The Commerce Department's trade report said that the deficit would have narrowed more than it did except for the large increase in the cost of imported oil, a direct consequence of the Iraqi invasion. There was a $2 billion decline in the trade deficit in manufactured goods, for example.

Analysts said both the 2.4 percent decrease in imports, to $41.3 billion, and a drop in the amount of oil brought into the country are indications of an economic slowdown.

"These numbers are a fairly strong demonstration of the downturn in the American economy," said William T. Archey, international vice president of the U.S. Chamber of Commerce. The sharpest decline in imports came in the area of capital goods -- the machines used to make other products -- which American Business Conference President Barry K. Rogstad said, "suggests stagnating investment in our manufacturing sector."

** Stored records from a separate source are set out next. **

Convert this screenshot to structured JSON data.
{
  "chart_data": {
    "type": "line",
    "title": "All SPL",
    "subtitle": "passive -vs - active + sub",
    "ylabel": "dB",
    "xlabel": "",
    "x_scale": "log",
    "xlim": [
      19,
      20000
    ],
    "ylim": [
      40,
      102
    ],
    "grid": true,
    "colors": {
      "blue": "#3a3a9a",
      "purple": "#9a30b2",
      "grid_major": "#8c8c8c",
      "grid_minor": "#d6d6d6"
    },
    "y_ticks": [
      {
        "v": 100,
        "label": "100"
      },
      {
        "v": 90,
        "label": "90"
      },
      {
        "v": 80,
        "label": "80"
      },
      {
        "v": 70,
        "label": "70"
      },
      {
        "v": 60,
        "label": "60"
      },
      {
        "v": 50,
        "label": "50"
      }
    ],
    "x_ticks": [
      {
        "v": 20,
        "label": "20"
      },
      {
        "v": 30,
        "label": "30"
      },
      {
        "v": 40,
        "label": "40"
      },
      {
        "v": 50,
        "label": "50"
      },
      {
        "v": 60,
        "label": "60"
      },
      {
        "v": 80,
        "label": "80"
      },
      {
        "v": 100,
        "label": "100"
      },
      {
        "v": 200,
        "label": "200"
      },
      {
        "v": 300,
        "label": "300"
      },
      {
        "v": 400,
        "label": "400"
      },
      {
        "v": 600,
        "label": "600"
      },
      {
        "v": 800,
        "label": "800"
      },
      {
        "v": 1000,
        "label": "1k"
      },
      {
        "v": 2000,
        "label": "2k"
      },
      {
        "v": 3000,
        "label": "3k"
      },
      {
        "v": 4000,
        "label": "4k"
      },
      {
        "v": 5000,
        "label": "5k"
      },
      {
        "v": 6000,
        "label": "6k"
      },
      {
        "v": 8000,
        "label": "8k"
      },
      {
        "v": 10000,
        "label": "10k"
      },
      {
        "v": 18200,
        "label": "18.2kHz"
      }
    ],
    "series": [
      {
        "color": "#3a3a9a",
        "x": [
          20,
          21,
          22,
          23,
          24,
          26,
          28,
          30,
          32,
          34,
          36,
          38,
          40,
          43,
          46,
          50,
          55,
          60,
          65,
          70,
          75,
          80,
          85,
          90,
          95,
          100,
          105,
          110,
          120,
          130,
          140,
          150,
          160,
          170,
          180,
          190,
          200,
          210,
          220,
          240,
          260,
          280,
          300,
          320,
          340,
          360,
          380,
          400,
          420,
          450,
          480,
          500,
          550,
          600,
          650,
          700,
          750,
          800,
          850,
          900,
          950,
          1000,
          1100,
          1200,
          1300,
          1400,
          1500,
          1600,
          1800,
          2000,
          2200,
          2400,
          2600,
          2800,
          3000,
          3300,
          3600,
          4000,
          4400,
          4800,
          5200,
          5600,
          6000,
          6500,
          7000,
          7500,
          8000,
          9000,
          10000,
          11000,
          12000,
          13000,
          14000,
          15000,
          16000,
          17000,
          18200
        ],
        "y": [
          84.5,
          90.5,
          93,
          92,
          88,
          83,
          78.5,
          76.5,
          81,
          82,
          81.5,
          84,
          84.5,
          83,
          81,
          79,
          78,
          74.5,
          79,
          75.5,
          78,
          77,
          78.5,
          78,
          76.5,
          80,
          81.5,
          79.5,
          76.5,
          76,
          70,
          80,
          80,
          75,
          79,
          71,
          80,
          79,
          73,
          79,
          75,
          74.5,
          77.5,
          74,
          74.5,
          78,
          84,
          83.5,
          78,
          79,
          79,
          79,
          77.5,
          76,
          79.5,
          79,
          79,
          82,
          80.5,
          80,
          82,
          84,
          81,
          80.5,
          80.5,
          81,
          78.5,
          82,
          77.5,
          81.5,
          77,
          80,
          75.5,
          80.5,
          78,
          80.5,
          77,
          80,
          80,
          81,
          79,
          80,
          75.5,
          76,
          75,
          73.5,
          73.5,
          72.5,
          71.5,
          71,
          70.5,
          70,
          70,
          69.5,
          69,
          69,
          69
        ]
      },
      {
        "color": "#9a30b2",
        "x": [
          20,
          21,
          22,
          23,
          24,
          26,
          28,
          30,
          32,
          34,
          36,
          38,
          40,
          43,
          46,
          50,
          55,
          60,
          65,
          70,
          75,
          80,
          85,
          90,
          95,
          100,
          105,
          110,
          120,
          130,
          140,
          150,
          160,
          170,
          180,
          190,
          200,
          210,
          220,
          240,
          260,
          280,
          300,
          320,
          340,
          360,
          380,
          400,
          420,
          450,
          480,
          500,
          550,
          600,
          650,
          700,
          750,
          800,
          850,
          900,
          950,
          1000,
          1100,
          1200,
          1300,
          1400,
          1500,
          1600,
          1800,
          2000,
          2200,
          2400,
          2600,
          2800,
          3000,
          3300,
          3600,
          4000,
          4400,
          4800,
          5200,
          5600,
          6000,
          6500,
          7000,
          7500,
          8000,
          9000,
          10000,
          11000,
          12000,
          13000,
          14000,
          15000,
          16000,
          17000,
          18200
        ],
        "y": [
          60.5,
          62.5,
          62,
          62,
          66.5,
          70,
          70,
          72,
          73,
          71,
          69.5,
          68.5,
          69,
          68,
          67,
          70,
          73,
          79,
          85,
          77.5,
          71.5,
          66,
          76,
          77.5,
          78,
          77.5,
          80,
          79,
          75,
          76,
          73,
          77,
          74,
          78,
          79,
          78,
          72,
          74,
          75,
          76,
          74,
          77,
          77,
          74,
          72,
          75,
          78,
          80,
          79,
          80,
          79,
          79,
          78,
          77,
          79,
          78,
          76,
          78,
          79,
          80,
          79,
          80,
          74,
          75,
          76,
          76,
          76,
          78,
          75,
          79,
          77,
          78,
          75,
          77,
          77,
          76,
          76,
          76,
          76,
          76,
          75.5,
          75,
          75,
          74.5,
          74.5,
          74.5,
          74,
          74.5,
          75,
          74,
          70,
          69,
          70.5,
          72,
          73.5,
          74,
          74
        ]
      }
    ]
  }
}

Rogstad said some businesses may be cutting their investment plans because exports of U.S. goods, one key source of economic growth this year, are "tailing off." With fewer orders for exports, fewer new machines are needed to make them.

Exports declined 2.2 percent in September, to $31.8 billion, as foreigners bought fewer American-made cars and industrial supplies and less food. But exports of U.S. capital goods increased.

Rogstad noted a trend of declining exports over the past three months. "Reversing that trend will be indispensable for domestic economic growth," he said. Walter Joelson, chief economist for General Electric Corp., said that exports account for more than two-thirds of economic growth this year.

The United States showed sharp improvements in its trade balances with two of its major trading partners -- Japan and the European Community.